Depois que ele partiu, ficou um buraco. Não só na poltrona onde passava a tarde coçando a barriga, mas na ordem silenciosa das coisas. O tempo passou, mas ninguém nunca mais ocupou aquele lugar com a mesma autoridade tranquila de quem falava pouco, mas dizia tudo.

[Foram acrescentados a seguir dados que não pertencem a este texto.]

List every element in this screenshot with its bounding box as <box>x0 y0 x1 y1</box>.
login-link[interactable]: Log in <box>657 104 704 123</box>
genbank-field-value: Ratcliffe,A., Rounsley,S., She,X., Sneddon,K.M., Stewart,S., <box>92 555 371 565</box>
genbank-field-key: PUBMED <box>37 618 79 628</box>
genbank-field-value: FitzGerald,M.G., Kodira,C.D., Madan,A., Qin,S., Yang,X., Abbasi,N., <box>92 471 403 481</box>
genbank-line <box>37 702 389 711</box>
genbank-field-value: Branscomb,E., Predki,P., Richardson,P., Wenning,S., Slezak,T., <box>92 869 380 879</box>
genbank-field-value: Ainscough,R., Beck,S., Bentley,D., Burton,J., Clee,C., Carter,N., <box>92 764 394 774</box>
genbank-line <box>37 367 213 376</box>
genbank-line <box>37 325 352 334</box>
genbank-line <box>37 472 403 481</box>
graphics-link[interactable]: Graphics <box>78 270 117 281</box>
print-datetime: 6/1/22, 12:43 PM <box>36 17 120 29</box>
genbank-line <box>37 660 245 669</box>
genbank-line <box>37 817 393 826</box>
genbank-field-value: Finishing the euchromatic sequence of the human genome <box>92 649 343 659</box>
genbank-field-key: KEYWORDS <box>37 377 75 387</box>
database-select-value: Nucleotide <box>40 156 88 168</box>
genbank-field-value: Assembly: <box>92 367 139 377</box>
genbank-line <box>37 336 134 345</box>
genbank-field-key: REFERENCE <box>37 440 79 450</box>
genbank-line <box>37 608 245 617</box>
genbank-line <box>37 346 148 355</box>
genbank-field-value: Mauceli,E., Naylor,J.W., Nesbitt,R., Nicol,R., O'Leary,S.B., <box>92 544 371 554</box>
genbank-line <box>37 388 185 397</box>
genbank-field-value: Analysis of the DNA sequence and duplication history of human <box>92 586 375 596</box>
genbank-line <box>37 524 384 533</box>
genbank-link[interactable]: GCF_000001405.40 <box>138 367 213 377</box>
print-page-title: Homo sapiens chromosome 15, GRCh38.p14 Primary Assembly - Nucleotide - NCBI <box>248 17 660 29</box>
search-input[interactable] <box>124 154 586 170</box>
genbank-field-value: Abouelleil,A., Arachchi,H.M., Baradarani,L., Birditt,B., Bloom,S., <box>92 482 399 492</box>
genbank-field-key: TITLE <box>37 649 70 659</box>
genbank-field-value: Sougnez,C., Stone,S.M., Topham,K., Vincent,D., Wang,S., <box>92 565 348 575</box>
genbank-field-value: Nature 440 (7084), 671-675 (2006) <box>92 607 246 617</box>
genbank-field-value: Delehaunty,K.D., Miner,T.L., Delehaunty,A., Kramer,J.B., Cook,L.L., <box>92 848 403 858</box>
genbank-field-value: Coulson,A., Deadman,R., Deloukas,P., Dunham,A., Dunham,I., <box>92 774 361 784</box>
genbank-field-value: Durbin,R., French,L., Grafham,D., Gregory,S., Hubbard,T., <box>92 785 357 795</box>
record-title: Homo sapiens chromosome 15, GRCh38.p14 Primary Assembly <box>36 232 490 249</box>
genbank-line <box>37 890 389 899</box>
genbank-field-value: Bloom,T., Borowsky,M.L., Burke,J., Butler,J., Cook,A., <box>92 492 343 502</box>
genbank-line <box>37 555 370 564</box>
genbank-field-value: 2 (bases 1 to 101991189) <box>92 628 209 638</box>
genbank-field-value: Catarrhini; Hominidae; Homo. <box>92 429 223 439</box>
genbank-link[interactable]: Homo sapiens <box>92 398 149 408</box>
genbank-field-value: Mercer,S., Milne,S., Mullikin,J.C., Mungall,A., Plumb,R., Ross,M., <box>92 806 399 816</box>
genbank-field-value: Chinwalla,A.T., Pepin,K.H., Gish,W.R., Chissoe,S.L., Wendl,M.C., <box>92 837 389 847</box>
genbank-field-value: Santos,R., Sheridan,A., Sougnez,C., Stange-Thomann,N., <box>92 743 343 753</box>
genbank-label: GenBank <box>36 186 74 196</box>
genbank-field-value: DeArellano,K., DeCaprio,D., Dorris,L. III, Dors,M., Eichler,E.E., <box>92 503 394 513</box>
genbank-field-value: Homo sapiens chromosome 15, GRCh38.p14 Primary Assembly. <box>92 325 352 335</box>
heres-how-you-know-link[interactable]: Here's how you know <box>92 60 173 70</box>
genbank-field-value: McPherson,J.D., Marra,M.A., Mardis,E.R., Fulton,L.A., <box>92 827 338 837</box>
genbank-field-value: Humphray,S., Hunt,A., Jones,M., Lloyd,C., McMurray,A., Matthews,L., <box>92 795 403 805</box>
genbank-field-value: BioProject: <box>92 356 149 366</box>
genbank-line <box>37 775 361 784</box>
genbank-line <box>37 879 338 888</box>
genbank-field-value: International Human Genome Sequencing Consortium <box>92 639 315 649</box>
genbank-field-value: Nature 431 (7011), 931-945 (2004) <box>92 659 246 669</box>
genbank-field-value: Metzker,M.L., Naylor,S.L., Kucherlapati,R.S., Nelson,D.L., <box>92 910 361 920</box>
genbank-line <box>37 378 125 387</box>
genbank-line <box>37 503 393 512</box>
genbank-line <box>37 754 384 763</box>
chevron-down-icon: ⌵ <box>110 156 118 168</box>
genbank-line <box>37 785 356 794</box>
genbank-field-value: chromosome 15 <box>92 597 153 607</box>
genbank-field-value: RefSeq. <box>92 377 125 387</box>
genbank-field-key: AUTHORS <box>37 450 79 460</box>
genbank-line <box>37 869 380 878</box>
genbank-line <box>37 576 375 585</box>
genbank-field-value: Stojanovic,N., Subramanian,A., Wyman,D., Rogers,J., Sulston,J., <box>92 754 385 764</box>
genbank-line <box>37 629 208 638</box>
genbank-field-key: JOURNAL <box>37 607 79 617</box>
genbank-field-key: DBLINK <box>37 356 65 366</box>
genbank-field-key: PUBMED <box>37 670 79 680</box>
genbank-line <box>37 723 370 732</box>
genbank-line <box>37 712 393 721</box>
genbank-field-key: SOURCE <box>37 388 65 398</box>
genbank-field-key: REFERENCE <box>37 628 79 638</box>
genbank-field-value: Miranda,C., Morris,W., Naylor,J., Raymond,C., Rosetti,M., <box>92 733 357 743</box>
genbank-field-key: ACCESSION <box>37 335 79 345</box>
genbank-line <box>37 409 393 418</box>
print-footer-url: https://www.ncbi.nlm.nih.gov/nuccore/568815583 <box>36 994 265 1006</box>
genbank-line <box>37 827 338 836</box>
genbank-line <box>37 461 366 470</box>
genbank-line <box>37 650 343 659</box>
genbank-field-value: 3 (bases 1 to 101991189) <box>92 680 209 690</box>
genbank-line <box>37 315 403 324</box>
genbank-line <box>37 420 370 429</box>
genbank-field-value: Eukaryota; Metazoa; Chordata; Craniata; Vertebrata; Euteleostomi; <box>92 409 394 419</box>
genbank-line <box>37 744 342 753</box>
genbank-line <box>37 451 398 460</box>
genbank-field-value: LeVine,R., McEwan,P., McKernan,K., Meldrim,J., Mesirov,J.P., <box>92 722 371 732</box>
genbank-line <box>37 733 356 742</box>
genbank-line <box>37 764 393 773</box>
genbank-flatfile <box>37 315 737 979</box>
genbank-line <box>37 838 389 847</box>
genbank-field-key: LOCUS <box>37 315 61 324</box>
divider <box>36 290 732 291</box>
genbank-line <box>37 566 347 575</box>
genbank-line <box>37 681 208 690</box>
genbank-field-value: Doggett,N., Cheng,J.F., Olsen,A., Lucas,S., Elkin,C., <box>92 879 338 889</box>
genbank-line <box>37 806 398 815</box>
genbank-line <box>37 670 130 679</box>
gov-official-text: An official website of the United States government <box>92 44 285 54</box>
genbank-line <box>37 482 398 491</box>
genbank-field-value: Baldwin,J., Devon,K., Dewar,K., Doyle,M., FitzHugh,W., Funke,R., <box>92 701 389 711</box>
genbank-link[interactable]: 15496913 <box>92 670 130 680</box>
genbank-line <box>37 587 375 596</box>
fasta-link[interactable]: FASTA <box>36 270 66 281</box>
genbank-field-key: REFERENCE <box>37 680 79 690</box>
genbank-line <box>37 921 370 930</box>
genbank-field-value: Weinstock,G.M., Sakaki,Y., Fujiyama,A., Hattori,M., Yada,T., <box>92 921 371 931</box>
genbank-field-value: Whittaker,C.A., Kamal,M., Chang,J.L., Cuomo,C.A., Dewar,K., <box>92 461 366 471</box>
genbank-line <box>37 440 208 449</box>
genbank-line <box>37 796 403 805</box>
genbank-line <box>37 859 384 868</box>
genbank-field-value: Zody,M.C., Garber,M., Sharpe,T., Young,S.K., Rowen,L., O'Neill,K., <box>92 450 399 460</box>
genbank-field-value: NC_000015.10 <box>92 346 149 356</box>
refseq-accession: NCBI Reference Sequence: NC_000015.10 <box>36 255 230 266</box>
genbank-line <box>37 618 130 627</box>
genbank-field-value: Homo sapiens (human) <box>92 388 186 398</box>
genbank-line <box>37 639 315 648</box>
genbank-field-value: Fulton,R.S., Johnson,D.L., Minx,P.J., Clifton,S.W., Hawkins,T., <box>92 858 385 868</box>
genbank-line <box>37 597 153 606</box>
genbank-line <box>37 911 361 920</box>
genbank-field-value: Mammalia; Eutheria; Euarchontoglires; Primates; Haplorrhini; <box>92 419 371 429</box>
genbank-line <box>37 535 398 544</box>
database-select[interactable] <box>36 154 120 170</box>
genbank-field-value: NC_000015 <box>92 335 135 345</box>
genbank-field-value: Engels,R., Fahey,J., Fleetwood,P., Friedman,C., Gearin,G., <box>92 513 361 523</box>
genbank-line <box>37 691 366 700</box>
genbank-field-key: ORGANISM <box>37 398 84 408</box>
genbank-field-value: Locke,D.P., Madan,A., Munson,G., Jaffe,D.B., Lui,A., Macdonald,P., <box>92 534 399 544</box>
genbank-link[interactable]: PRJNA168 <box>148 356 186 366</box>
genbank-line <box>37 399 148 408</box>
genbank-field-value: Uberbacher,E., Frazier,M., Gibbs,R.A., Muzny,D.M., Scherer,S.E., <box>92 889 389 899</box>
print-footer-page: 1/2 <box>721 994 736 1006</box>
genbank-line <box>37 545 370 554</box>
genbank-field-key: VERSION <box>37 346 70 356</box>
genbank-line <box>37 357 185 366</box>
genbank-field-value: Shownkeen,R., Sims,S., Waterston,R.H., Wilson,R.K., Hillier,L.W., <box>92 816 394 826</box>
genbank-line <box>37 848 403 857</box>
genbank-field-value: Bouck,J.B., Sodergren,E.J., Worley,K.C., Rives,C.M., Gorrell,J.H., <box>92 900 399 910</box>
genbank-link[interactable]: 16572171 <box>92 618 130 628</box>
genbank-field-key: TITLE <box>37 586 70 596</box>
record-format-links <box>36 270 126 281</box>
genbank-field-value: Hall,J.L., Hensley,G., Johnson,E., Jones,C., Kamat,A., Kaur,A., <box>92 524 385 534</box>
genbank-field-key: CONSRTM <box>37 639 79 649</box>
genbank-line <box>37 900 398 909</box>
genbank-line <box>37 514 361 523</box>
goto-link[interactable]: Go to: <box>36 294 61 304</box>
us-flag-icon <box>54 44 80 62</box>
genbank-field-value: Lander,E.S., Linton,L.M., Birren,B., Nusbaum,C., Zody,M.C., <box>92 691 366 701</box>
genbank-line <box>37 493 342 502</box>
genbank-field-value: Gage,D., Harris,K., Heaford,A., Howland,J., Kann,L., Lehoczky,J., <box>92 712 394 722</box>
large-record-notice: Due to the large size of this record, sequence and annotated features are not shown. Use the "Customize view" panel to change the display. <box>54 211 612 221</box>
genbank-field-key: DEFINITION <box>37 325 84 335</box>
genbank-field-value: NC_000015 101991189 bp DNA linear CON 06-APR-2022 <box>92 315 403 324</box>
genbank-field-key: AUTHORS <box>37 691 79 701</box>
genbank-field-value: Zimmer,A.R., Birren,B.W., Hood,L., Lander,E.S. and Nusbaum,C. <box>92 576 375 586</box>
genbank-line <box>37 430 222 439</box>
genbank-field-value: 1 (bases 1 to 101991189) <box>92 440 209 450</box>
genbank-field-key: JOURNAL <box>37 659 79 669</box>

Foi aí que o silêncio se quebrou.
Não era o filho mais velho, nem o mais sensato, mas foi quem decidiu assumir o comando. O cunhado. Aquele que nunca teve muito espaço, mas que, com o tempo, começou a se comportar como se fosse o herdeiro legítimo da tradição — da casa, das decisões, da narrativa da família. Deu ordens, subiu o tom, convocou reuniões como se estivessem em alguma espécie de conselho familiar. Tudo em nome da “memória” do sogro, claro. Mas a verdade é que ninguém sabe ao certo o que move as pessoas: saudade, ego… ou uma mistura dos dois com um toque de poder que nunca tiveram e, agora, enfim, saboreiam.
O resto da família? Vive num looping de abraços frouxos e sorrisos cansados. Se encontram aos domingos pra tirar foto com legenda de “gratidão” e “amor que não se mede”. Na segunda, já estão repassando prints e áudios um do outro, cheios de críticas mal disfarçadas de opinião sincera.
É uma união meio Frankenstein: pedaços remendados, costurados por obrigações e velhos ressentimentos. Todo mundo tem mágoa de alguém, mas faz questão de segurar o copo e brindar, porque afinal, “família é tudo”. Mas ninguém diz o que esse “tudo” significa. Talvez seja tudo de falso, de mal resolvido, de não dito.
E o cunhado segue lá, firme, com ares de patriarca por adesão, como quem acredita que herdou um cargo, não um luto.
Até que veio o velório seguinte.
Não, ele não morreu. Foi pior: perdeu o controle. Uma frase atravessada aqui, um segredo escancarado ali… e, de repente, tudo o que parecia estruturado desmoronou com a leveza de um castelo de cartas. Aquelas mesmas pessoas que sorriam ao redor dele passaram a evitá-lo como se carregasse algum vírus da verdade.
No fim, ele ficou com o que queria: um trono.
Mas era um trono vazio, frio, isolado — cercado por paredes que ele mesmo ergueu. E a tal “família”, essa que ele jurava proteger, se dividiu em grupinhos de WhatsApp, blocos de notas e indiretas nas redes sociais.
Parece tragédia, mas é só cotidiano mesmo. Afinal, o drama é sempre mais sutil quando acontece dentro de casa.